Attorneys are asking Harris County District Attorney Devon Anderson not to proceed with the indictment and want Gov. Greg Abbott, Lt. Gov. Dan Patrick and Attorney General Ken Paxton to be able to move forward with their investigation of Planned Parenthood.
“When you have a grand jury that has acted out of bounds, you can clearly present the case to another grand jury,” attorney Jared Woodfill said.
He added that he was “hopeful” that Anderson will “do the right thing” and submit the charges to another grand jury.
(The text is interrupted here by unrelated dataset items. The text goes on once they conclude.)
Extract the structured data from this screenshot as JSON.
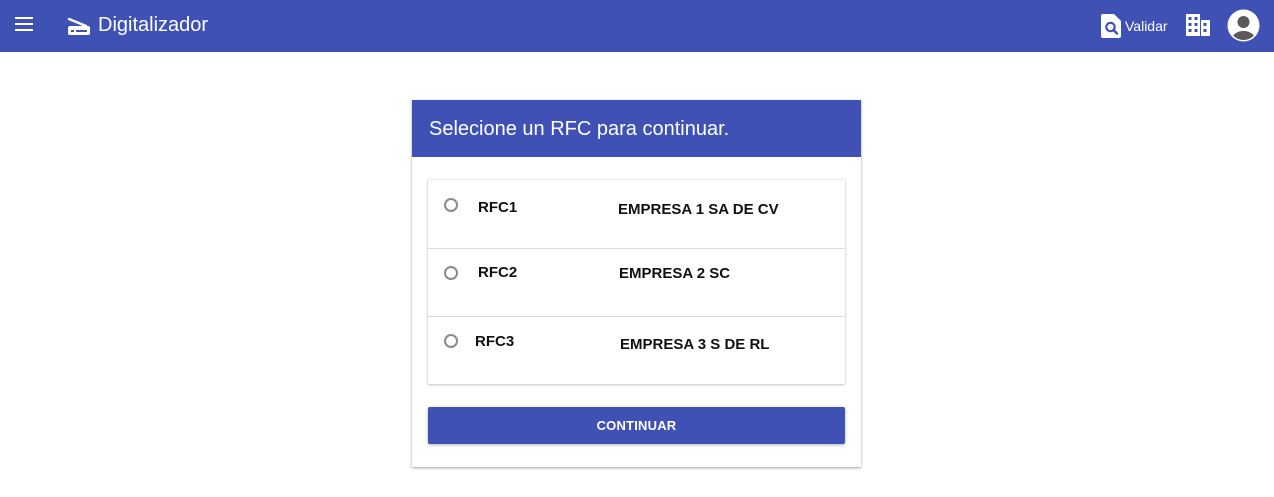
{
  "header": {
    "title": "Digitalizador",
    "menu_icon": "menu-icon",
    "brand_icon": "scanner-icon",
    "validar_label": "Validar",
    "validar_icon": "search-document-icon",
    "building_icon": "building-icon",
    "avatar_icon": "account-circle-icon",
    "background_color": "#3f51b5"
  },
  "card": {
    "title": "Selecione un RFC para continuar.",
    "options": [
      {
        "rfc": "RFC1",
        "name": "EMPRESA 1 SA DE CV",
        "selected": false
      },
      {
        "rfc": "RFC2",
        "name": "EMPRESA 2 SC",
        "selected": false
      },
      {
        "rfc": "RFC3",
        "name": "EMPRESA 3 S DE RL",
        "selected": false
      }
    ],
    "continue_label": "CONTINUAR",
    "accent_color": "#3f51b5"
  }
}
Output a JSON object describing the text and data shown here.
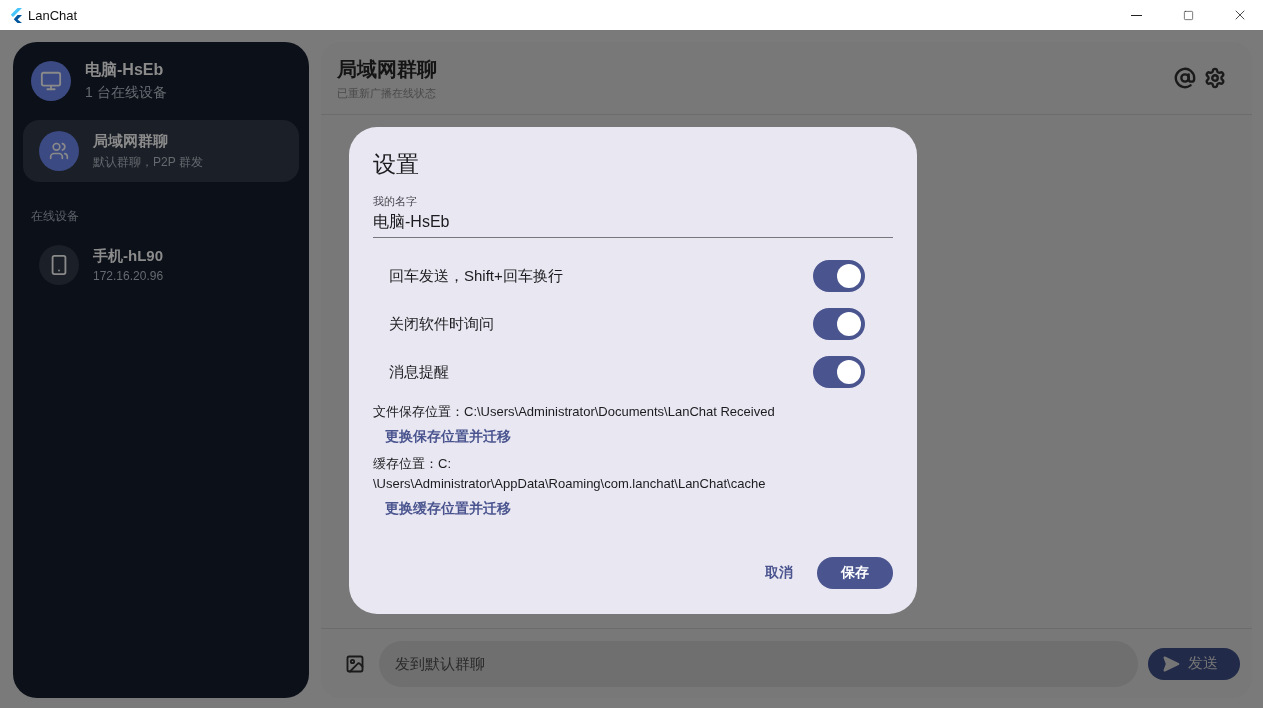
{
  "window": {
    "title": "LanChat"
  },
  "sidebar": {
    "profile": {
      "name": "电脑-HsEb",
      "status": "1 台在线设备"
    },
    "chats": [
      {
        "name": "局域网群聊",
        "subtitle": "默认群聊，P2P 群发",
        "selected": true,
        "kind": "group"
      }
    ],
    "section_label": "在线设备",
    "devices": [
      {
        "name": "手机-hL90",
        "address": "172.16.20.96",
        "kind": "phone"
      }
    ]
  },
  "chat": {
    "title": "局域网群聊",
    "subtitle": "已重新广播在线状态",
    "composer": {
      "placeholder": "发到默认群聊"
    },
    "send_button": "发送"
  },
  "dialog": {
    "title": "设置",
    "name_field": {
      "label": "我的名字",
      "value": "电脑-HsEb"
    },
    "toggles": [
      {
        "label": "回车发送，Shift+回车换行",
        "on": true
      },
      {
        "label": "关闭软件时询问",
        "on": true
      },
      {
        "label": "消息提醒",
        "on": true
      }
    ],
    "locations": [
      {
        "text": "文件保存位置：C:\\Users\\Administrator\\Documents\\LanChat Received",
        "action": "更换保存位置并迁移"
      },
      {
        "text": "缓存位置：C:\n\\Users\\Administrator\\AppData\\Roaming\\com.lanchat\\LanChat\\cache",
        "action": "更换缓存位置并迁移"
      }
    ],
    "buttons": {
      "cancel": "取消",
      "save": "保存"
    }
  }
}
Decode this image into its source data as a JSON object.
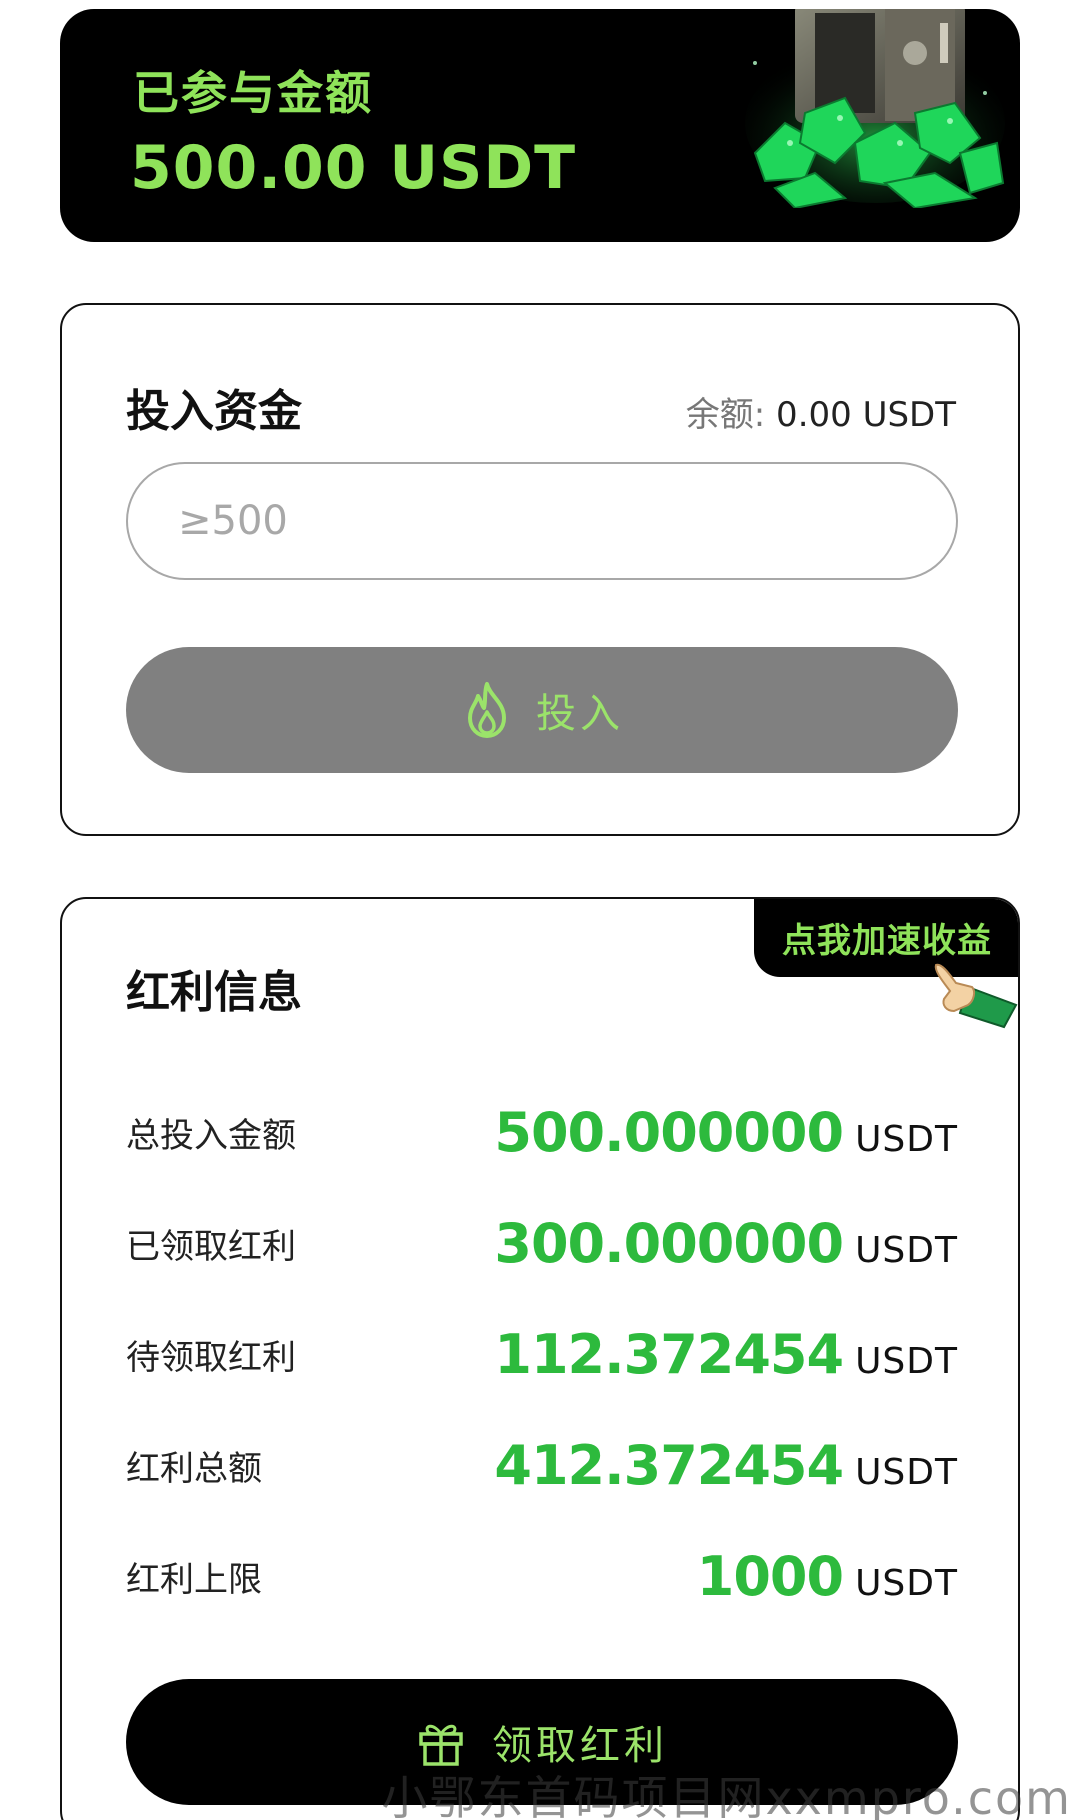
{
  "banner": {
    "label": "已参与金额",
    "amount": "500.00 USDT"
  },
  "invest": {
    "title": "投入资金",
    "balance_label": "余额:",
    "balance_value": " 0.00 USDT",
    "input_placeholder": "≥500",
    "button_label": "投入"
  },
  "bonus": {
    "title": "红利信息",
    "ribbon_label": "点我加速收益",
    "rows": [
      {
        "label": "总投入金额",
        "value": "500.000000",
        "unit": "USDT"
      },
      {
        "label": "已领取红利",
        "value": "300.000000",
        "unit": "USDT"
      },
      {
        "label": "待领取红利",
        "value": "112.372454",
        "unit": "USDT"
      },
      {
        "label": "红利总额",
        "value": "412.372454",
        "unit": "USDT"
      },
      {
        "label": "红利上限",
        "value": "1000",
        "unit": "USDT"
      }
    ],
    "claim_button_label": "领取红利"
  },
  "colors": {
    "accent_green": "#8fe35a",
    "value_green": "#2dba3d",
    "button_gray": "#808080"
  },
  "icons": {
    "invest_button": "fire-icon",
    "claim_button": "gift-icon",
    "ribbon": "pointing-hand-icon",
    "banner": "safe-with-gems-illustration"
  },
  "watermark": "小鄂东首码项目网xxmpro.com"
}
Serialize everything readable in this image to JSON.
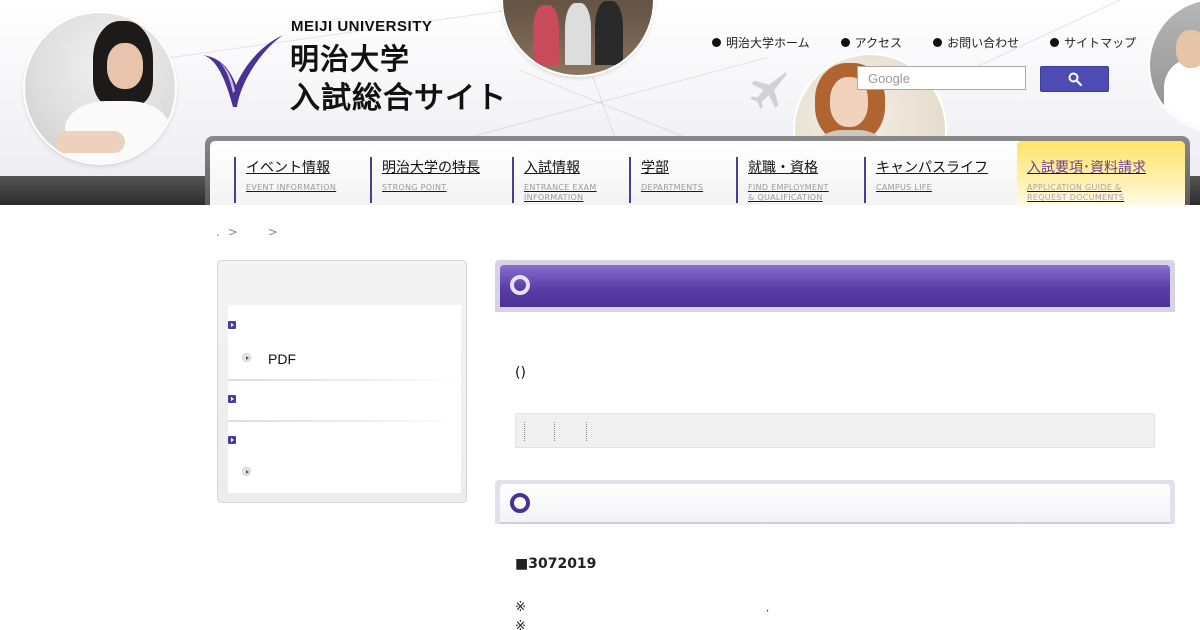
{
  "header": {
    "logo": {
      "en": "MEIJI UNIVERSITY",
      "jp_line1": "明治大学",
      "jp_line2": "入試総合サイト"
    },
    "util_nav": [
      "明治大学ホーム",
      "アクセス",
      "お問い合わせ",
      "サイトマップ"
    ],
    "search": {
      "placeholder": "Google",
      "button_icon": "search-icon"
    }
  },
  "global_nav": [
    {
      "jp": "イベント情報",
      "en": "EVENT INFORMATION"
    },
    {
      "jp": "明治大学の特長",
      "en": "STRONG POINT"
    },
    {
      "jp": "入試情報",
      "en": "ENTRANCE EXAM\nINFORMATION"
    },
    {
      "jp": "学部",
      "en": "DEPARTMENTS"
    },
    {
      "jp": "就職・資格",
      "en": "FIND EMPLOYMENT\n& QUALIFICATION"
    },
    {
      "jp": "キャンパスライフ",
      "en": "CAMPUS LIFE"
    },
    {
      "jp": "入試要項･資料請求",
      "en": "APPLICATION GUIDE &\nREQUEST DOCUMENTS"
    }
  ],
  "breadcrumb": {
    "lead": ".",
    "sep1": ">",
    "sep2": ">"
  },
  "sidebar": {
    "pdf_label": "PDF"
  },
  "main": {
    "paren_text": "()",
    "notice_title": "■3072019",
    "note_mark": "※",
    "note_comma": ","
  },
  "colors": {
    "brand_purple": "#4b3195",
    "accent_yellow": "#ffe36a",
    "search_blue": "#4d4cb4"
  }
}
A Texas investigation into Planned Parenthood, which provides health services and abortions, on Monday culminated in an indictment – of the organization’s accusers, the Center for Medical Progress. The group had released a series of secretly recorded videos over the summer that purported to show Planned Parenthood officials discussing the sale of fetal tissue, which is illegal.
Planned Parenthood maintains that it does not profit from the sale of fetal tissue and only recovers its cost. After the videos raised controversy, Planned Parenthood announced it would no longer accept reimbursement.
David Daleiden and Sandra Merritt were indicted for tampering with a governmental record, a second-degree felony, and Daleiden was also indicted on the count of prohibition of the purchase and sale of human organs, a class A misdemeanor, according to the Harris County district attorney.
The Harris County District Attorney’s office, meanwhile, announced that Planned Parenthood Gulf Coast had been cleared in the two-month-long investigation.
Attorneys for Daleiden and Merritt said the indictment came from “a runaway grand jury” acting contrary to the law.
“We consider these two individuals to be modern day heroes whose work is making a difference all around the country,” Woodfill said.